By Umar Muhammed Puma.
The House of Representatives on Wednesday called on universities in the country to adhere strictly to their quota by only admitting students for courses accredited.
The House also mandated its Committee on Education to work out modalities to ensure compliance with the requirement.
The resolution followed a motion by Rep.
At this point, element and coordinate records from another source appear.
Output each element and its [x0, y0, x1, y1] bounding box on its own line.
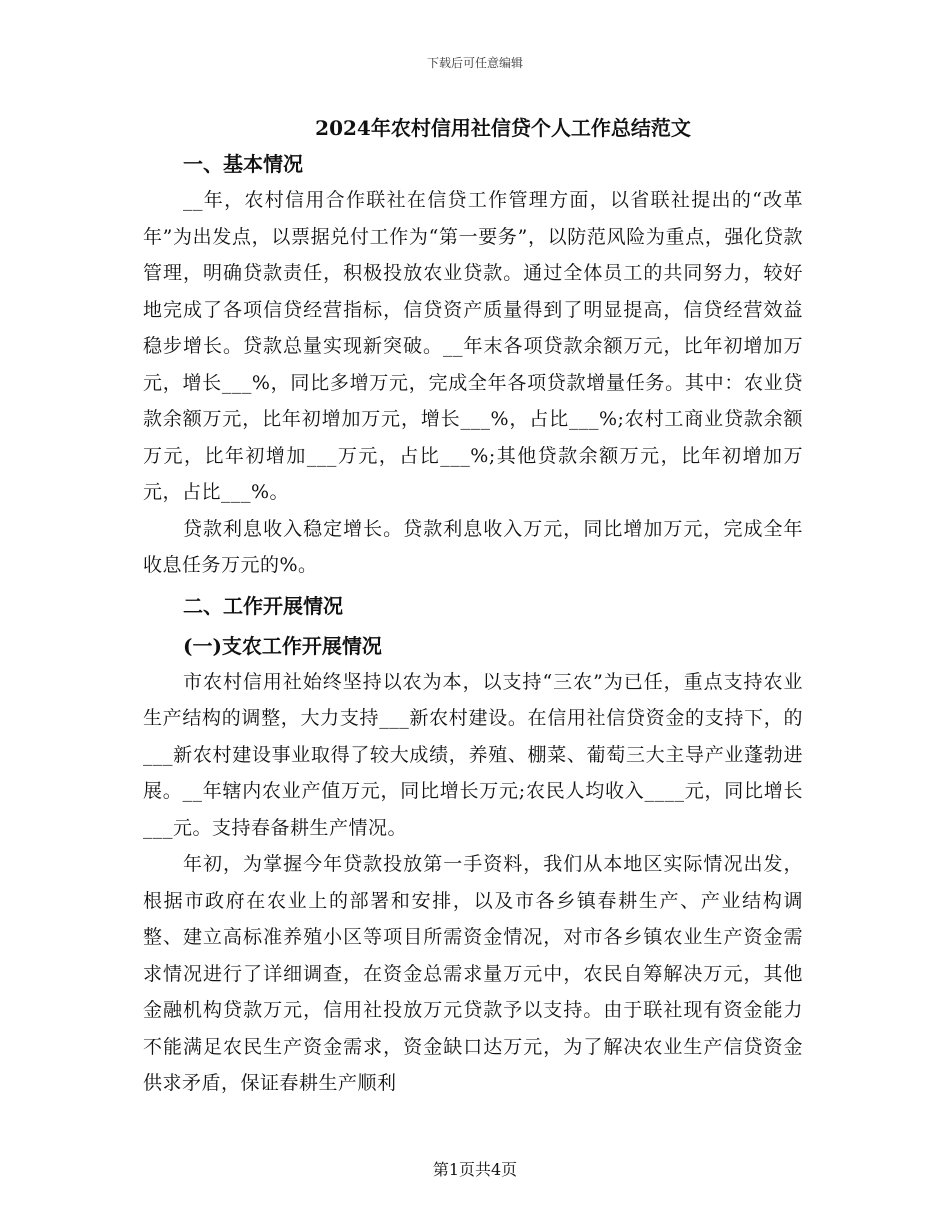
document-title: 2024年农村信用社信贷个人工作总结范文 — [315, 116, 691, 140]
paragraph-basic-situation: __年，农村信用合作联社在信贷工作管理方面，以省联社提出的“改革年”为出发点，以票据兑付工作为“第一要务”，以防范风险为重点，强化贷款管理，明确贷款责任，积极投放农业贷款。通过全体员工的共同努力，较好地完成了各项信贷经营指标，信贷资产质量得到了明显提高，信贷经营效益稳步增长。贷款总量实现新突破。__年末各项贷款余额万元，比年初增加万元，增长___%，同比多增万元，完成全年各项贷款增量任务。其中：农业贷款余额万元，比年初增加万元，增长___%，占比___%;农村工商业贷款余额万元，比年初增加___万元，占比___%;其他贷款余额万元，比年初增加万元，占比___%。 — [143, 189, 803, 503]
paragraph-agri-support: 市农村信用社始终坚持以农为本，以支持“三农”为已任，重点支持农业生产结构的调整，大力支持___新农村建设。在信用社信贷资金的支持下，的___新农村建设事业取得了较大成绩，养殖、棚菜、葡萄三大主导产业蓬勃进展。__年辖内农业产值万元，同比增长万元;农民人均收入____元，同比增长___元。支持春备耕生产情况。 — [143, 670, 803, 839]
paragraph-interest-income: 贷款利息收入稳定增长。贷款利息收入万元，同比增加万元，完成全年收息任务万元的%。 — [143, 517, 803, 576]
header-note: 下载后可任意编辑 — [426, 56, 523, 70]
section-heading-work: 二、工作开展情况 — [183, 593, 343, 618]
section-heading-basic: 一、基本情况 — [183, 152, 303, 176]
page-footer: 第1页共4页 — [432, 1160, 518, 1179]
paragraph-spring-plowing: 年初，为掌握今年贷款投放第一手资料，我们从本地区实际情况出发，根据市政府在农业上的部署和安排，以及市各乡镇春耕生产、产业结构调整、建立高标准养殖小区等项目所需资金情况，对市各乡镇农业生产资金需求情况进行了详细调查，在资金总需求量万元中，农民自筹解决万元，其他金融机构贷款万元，信用社投放万元贷款予以支持。由于联社现有资金能力不能满足农民生产资金需求，资金缺口达万元，为了解决农业生产信贷资金供求矛盾，保证春耕生产顺利 — [143, 853, 803, 1094]
subsection-heading-agri: (一)支农工作开展情况 — [183, 633, 382, 658]
document-body — [143, 114, 803, 1102]
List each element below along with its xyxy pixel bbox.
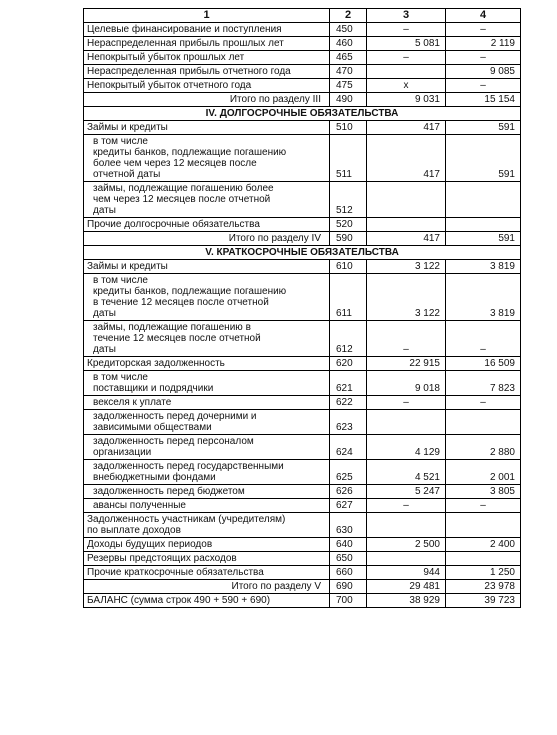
line-code: 700 [330, 594, 367, 608]
table-row [84, 51, 521, 65]
value-start-of-period: – [367, 51, 446, 65]
value-start-of-period [367, 182, 446, 218]
row-label: Нераспределенная прибыль прошлых лет [84, 37, 330, 51]
row-label: Займы и кредиты [84, 260, 330, 274]
row-label: авансы полученные [84, 499, 330, 513]
row-label: займы, подлежащие погашению более чем через 12 месяцев после отчетной даты [84, 182, 330, 218]
value-end-of-period: – [446, 396, 521, 410]
line-code: 611 [330, 274, 367, 321]
value-end-of-period [446, 218, 521, 232]
row-label: задолженность перед государственными внебюджетными фондами [84, 460, 330, 485]
value-start-of-period [367, 410, 446, 435]
value-start-of-period: 5 247 [367, 485, 446, 499]
balance-sheet-table [83, 8, 521, 608]
table-row [84, 552, 521, 566]
table-row [84, 499, 521, 513]
row-label: Целевые финансирование и поступления [84, 23, 330, 37]
table-row [84, 65, 521, 79]
table-row [84, 371, 521, 396]
value-start-of-period: 944 [367, 566, 446, 580]
section-header-row [84, 107, 521, 121]
table-row [84, 182, 521, 218]
line-code: 465 [330, 51, 367, 65]
table-header-row [84, 9, 521, 23]
table-row [84, 93, 521, 107]
table-row [84, 538, 521, 552]
value-start-of-period: 4 521 [367, 460, 446, 485]
row-label: Доходы будущих периодов [84, 538, 330, 552]
table-row [84, 485, 521, 499]
section-total-label: Итого по разделу III [84, 93, 330, 107]
section-title: IV. ДОЛГОСРОЧНЫЕ ОБЯЗАТЕЛЬСТВА [84, 107, 521, 121]
value-end-of-period: – [446, 51, 521, 65]
value-start-of-period: 417 [367, 121, 446, 135]
value-end-of-period: – [446, 23, 521, 37]
table-row [84, 410, 521, 435]
value-end-of-period [446, 410, 521, 435]
value-start-of-period: 417 [367, 135, 446, 182]
value-end-of-period: 2 119 [446, 37, 521, 51]
line-code: 612 [330, 321, 367, 357]
value-end-of-period: – [446, 79, 521, 93]
line-code: 450 [330, 23, 367, 37]
line-code: 520 [330, 218, 367, 232]
value-start-of-period: 29 481 [367, 580, 446, 594]
row-label: в том числе кредиты банков, подлежащие погашению в течение 12 месяцев после отчетной даты [84, 274, 330, 321]
row-label: Задолженность участникам (учредителям) по выплате доходов [84, 513, 330, 538]
value-start-of-period: 4 129 [367, 435, 446, 460]
table-row [84, 460, 521, 485]
value-end-of-period: 2 880 [446, 435, 521, 460]
value-start-of-period: 22 915 [367, 357, 446, 371]
table-row [84, 321, 521, 357]
line-code: 626 [330, 485, 367, 499]
row-label: Кредиторская задолженность [84, 357, 330, 371]
value-end-of-period [446, 513, 521, 538]
row-label: задолженность перед персоналом организации [84, 435, 330, 460]
value-start-of-period: 3 122 [367, 260, 446, 274]
value-start-of-period: – [367, 23, 446, 37]
table-row [84, 121, 521, 135]
row-label: Прочие краткосрочные обязательства [84, 566, 330, 580]
value-end-of-period: 16 509 [446, 357, 521, 371]
value-end-of-period: 7 823 [446, 371, 521, 396]
value-start-of-period: – [367, 396, 446, 410]
value-start-of-period: 2 500 [367, 538, 446, 552]
row-label: в том числе кредиты банков, подлежащие погашению более чем через 12 месяцев после отчетной даты [84, 135, 330, 182]
value-end-of-period: 3 819 [446, 260, 521, 274]
row-label: БАЛАНС (сумма строк 490 + 590 + 690) [84, 594, 330, 608]
value-start-of-period: 9 018 [367, 371, 446, 396]
table-row [84, 357, 521, 371]
table-row [84, 79, 521, 93]
value-start-of-period [367, 65, 446, 79]
section-title: V. КРАТКОСРОЧНЫЕ ОБЯЗАТЕЛЬСТВА [84, 246, 521, 260]
row-label: займы, подлежащие погашению в течение 12 месяцев после отчетной даты [84, 321, 330, 357]
line-code: 610 [330, 260, 367, 274]
value-end-of-period: 2 001 [446, 460, 521, 485]
value-start-of-period: 417 [367, 232, 446, 246]
table-row [84, 566, 521, 580]
line-code: 630 [330, 513, 367, 538]
row-label: Резервы предстоящих расходов [84, 552, 330, 566]
table-row [84, 594, 521, 608]
section-total-label: Итого по разделу V [84, 580, 330, 594]
value-end-of-period [446, 182, 521, 218]
line-code: 660 [330, 566, 367, 580]
row-label: Нераспределенная прибыль отчетного года [84, 65, 330, 79]
value-start-of-period: 5 081 [367, 37, 446, 51]
table-body [84, 9, 521, 608]
line-code: 623 [330, 410, 367, 435]
value-end-of-period: 591 [446, 232, 521, 246]
table-row [84, 580, 521, 594]
value-end-of-period: 23 978 [446, 580, 521, 594]
line-code: 650 [330, 552, 367, 566]
section-total-label: Итого по разделу IV [84, 232, 330, 246]
line-code: 625 [330, 460, 367, 485]
column-header-1: 1 [84, 9, 330, 23]
row-label: векселя к уплате [84, 396, 330, 410]
value-end-of-period: 3 805 [446, 485, 521, 499]
value-end-of-period: 39 723 [446, 594, 521, 608]
row-label: в том числе поставщики и подрядчики [84, 371, 330, 396]
line-code: 624 [330, 435, 367, 460]
table-row [84, 513, 521, 538]
line-code: 490 [330, 93, 367, 107]
line-code: 640 [330, 538, 367, 552]
row-label: Прочие долгосрочные обязательства [84, 218, 330, 232]
line-code: 510 [330, 121, 367, 135]
table-row [84, 435, 521, 460]
value-start-of-period: 9 031 [367, 93, 446, 107]
table-row [84, 218, 521, 232]
line-code: 512 [330, 182, 367, 218]
table-row [84, 135, 521, 182]
table-row [84, 274, 521, 321]
row-label: Непокрытый убыток отчетного года [84, 79, 330, 93]
value-end-of-period: – [446, 499, 521, 513]
value-end-of-period: 9 085 [446, 65, 521, 79]
table-row [84, 23, 521, 37]
value-end-of-period: 591 [446, 135, 521, 182]
line-code: 475 [330, 79, 367, 93]
value-start-of-period [367, 218, 446, 232]
line-code: 622 [330, 396, 367, 410]
value-start-of-period [367, 513, 446, 538]
line-code: 620 [330, 357, 367, 371]
line-code: 621 [330, 371, 367, 396]
value-end-of-period: 1 250 [446, 566, 521, 580]
value-end-of-period: 15 154 [446, 93, 521, 107]
row-label: Непокрытый убыток прошлых лет [84, 51, 330, 65]
column-header-2: 2 [330, 9, 367, 23]
value-start-of-period: 3 122 [367, 274, 446, 321]
row-label: задолженность перед бюджетом [84, 485, 330, 499]
value-start-of-period: 38 929 [367, 594, 446, 608]
line-code: 470 [330, 65, 367, 79]
line-code: 511 [330, 135, 367, 182]
column-header-4: 4 [446, 9, 521, 23]
value-start-of-period: – [367, 321, 446, 357]
section-header-row [84, 246, 521, 260]
line-code: 627 [330, 499, 367, 513]
column-header-3: 3 [367, 9, 446, 23]
table-row [84, 37, 521, 51]
value-start-of-period: – [367, 499, 446, 513]
value-end-of-period: 3 819 [446, 274, 521, 321]
line-code: 460 [330, 37, 367, 51]
line-code: 690 [330, 580, 367, 594]
value-end-of-period: 591 [446, 121, 521, 135]
value-end-of-period: – [446, 321, 521, 357]
row-label: задолженность перед дочерними и зависимыми обществами [84, 410, 330, 435]
value-end-of-period: 2 400 [446, 538, 521, 552]
table-row [84, 232, 521, 246]
row-label: Займы и кредиты [84, 121, 330, 135]
value-start-of-period: x [367, 79, 446, 93]
value-start-of-period [367, 552, 446, 566]
table-row [84, 396, 521, 410]
table-row [84, 260, 521, 274]
value-end-of-period [446, 552, 521, 566]
line-code: 590 [330, 232, 367, 246]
Nathaniel Agunbiade (APC-Osun), which was adopted when put to vote by the Deputy Speaker, Mr Emeka Ihedioha.
The motion was entitled: “Need to Curb the Practice of Universities Admitting Students in Excess of their Allotted Quota and in Courses which were not Accredited by the Nigerian Universities Commission (NUC)’’.
Agunbiade noted that NUC was charged with the responsibility of accrediting courses for universities.
He said the NUC also had the responsibility of guiding admissions of candidates into those courses.
According to him, NUC also controls, monitors and allots quota to universities on issues pertaining to admission into courses of study.
The lawmaker expressed concern that some universities do not conform to the quota allotted to them by NUC.
He alleged that such universities usually admitted students in excess of their quota into courses which they were not accredited to offer.
According to him, upon completion of their studies, such students are usually left to their fate as they are often not absorbed into the next phase of their training.
He said that at times, such students were not even allowed to participate in the National Youth Service Corps (NYSC) scheme due to result of non-accreditation of their courses of study.
Agunbiade urged the house to look into the matter to ensure that the right thing was done.
In their contributions, Reps. Akpodiogaga Emeyese (PDP-Delta), and Friday Itulah (PDP-Edo), agreed that NUC as a regulatory body should ensure that universities adhere to their quota.
They said it was such incidences that had contributed to the backlog of fallen standard in education in the country.
However, Rep. Ossai Ossai (PDP-Delta), opposed the motion, adding that accreditation in higher institutions, was a process and NUC had been saddled to take care of such accreditation.
Ossai argued that because accreditation was a process, the house could not use a motion to ask NUC to comply.
“The university is so complex that only universities understand the system, I believe that the motion has no impact.
“I, therefore, urged the mover of the motion to step it down because it has no merit,’’ he said.